According to six refining sources polled by Reuters, Saudi Aramco may raise the official selling price (OSP) for its flagship Arab Light crude by 70 cents to $1 per barrel from the previous month.
The rise would send the September price to a new high, breaking the previous high of $9.35 a barrel above the Oman/Dubai average recorded in May.
Saudi Arabia normally bases its pricing on the monthly change in the benchmark Dubai market structure, which reflects the first- and third-month price spread.
In July, supply constraints raised front-month prices by nearly $1.70 per barrel above future-month prices.
“But we think they won’t hike the OSPs as much,” remarked one response.
Profit margins for Asian refiners who process Dubai crude have fallen by up to 97 percent in a month, with gasoline cracks sliding into negative territory last week.
“A further hike in crude oil prices could prompt refiners to trim output to manage their balance sheets,” said another responder.

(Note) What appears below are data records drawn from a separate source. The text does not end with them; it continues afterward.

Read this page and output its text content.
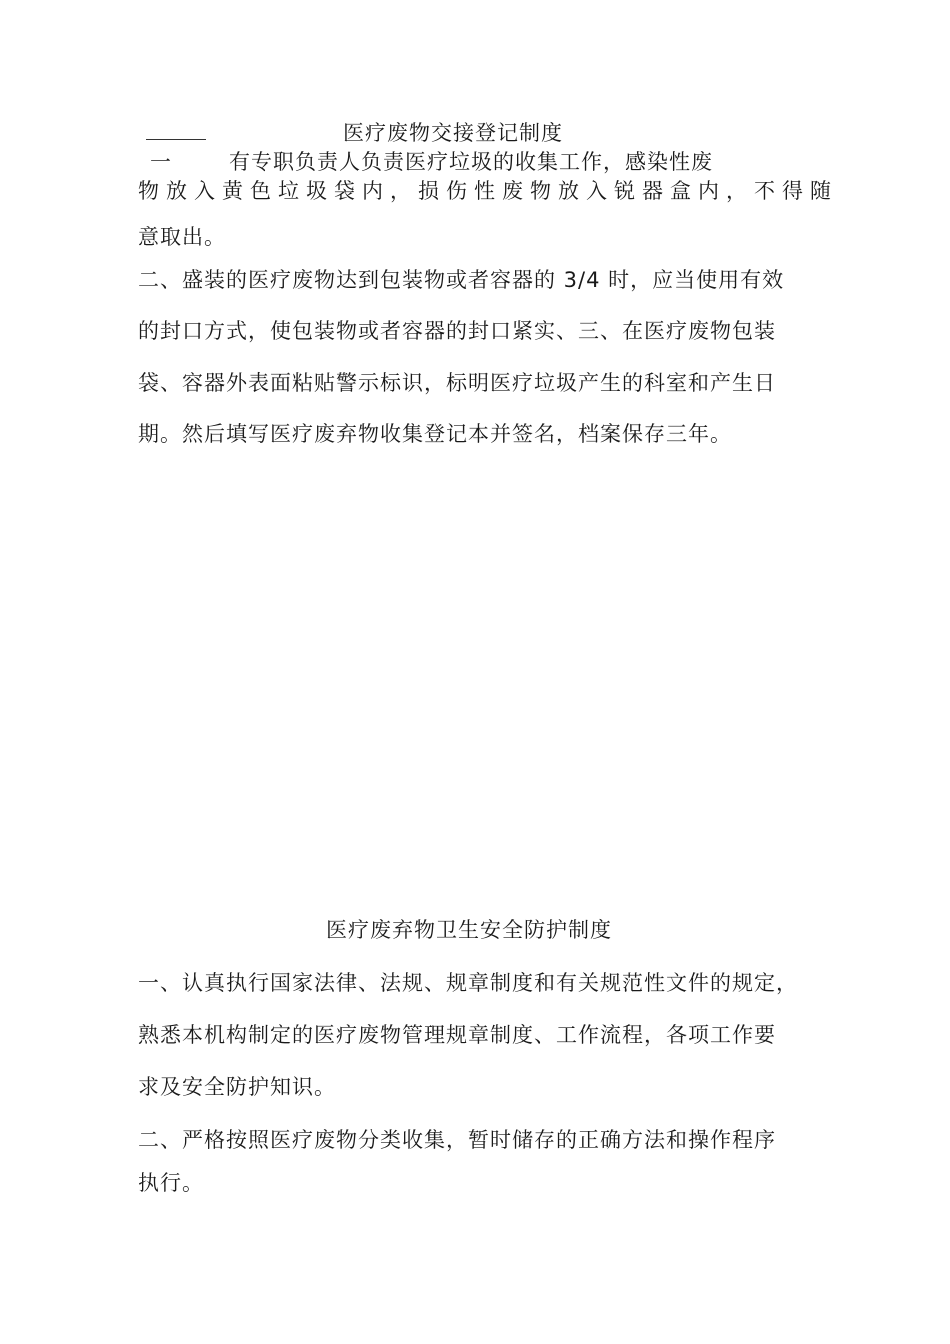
医疗废物交接登记制度
一	有专职负责人负责医疗垃圾的收集工作，感染性废
物放入黄色垃圾袋内，损伤性废物放入锐器盒内，不得随
意取出。
二、盛装的医疗废物达到包装物或者容器的 3/4 时，应当使用有效
的封口方式，使包装物或者容器的封口紧实、三、在医疗废物包装
袋、容器外表面粘贴警示标识，标明医疗垃圾产生的科室和产生日
期。然后填写医疗废弃物收集登记本并签名，档案保存三年。
医疗废弃物卫生安全防护制度
一、认真执行国家法律、法规、规章制度和有关规范性文件的规定，
熟悉本机构制定的医疗废物管理规章制度、工作流程，各项工作要
求及安全防护知识。
二、严格按照医疗废物分类收集，暂时储存的正确方法和操作程序
执行。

Formosa Petrochemical Corp (6505.T), Taiwan’s leading fuel exporter, may cut operating rates at its residual fluid catalytic cracking (RFCC) facilities, which are now working at full capacity, by 5% in the coming weeks.
However, according to refinery insiders, earnings should be enough to sustain a mild crude price hike for the time being.
China, the world’s largest oil importer, is enacting yet another round of partial lockdowns, reducing fuel use. However, the market anticipates a surge in demand in the coming months as Beijing promises more stimulus to boost economic development.
Reuters surveyed respondents also anticipate the price differential between Arab Light and Arab Heavy grades to shrink significantly as fuel oil margins increase.
The light-heavy differential was $4 per barrel last month, the biggest since October 2014.
Saudi oil OSPs set the pace for Iranian, Kuwaiti, and Iraqi crude prices, influencing around 9 million barrels per day (bpd) of Asian petroleum.
Following a meeting of the Organization of Petroleum Exporting Countries and associated producers on August 3, Saudi Aramco is expected to reveal monthly pricing.
Saudi Aramco officials do not comment on the kingdom’s monthly OSPs as a matter of policy.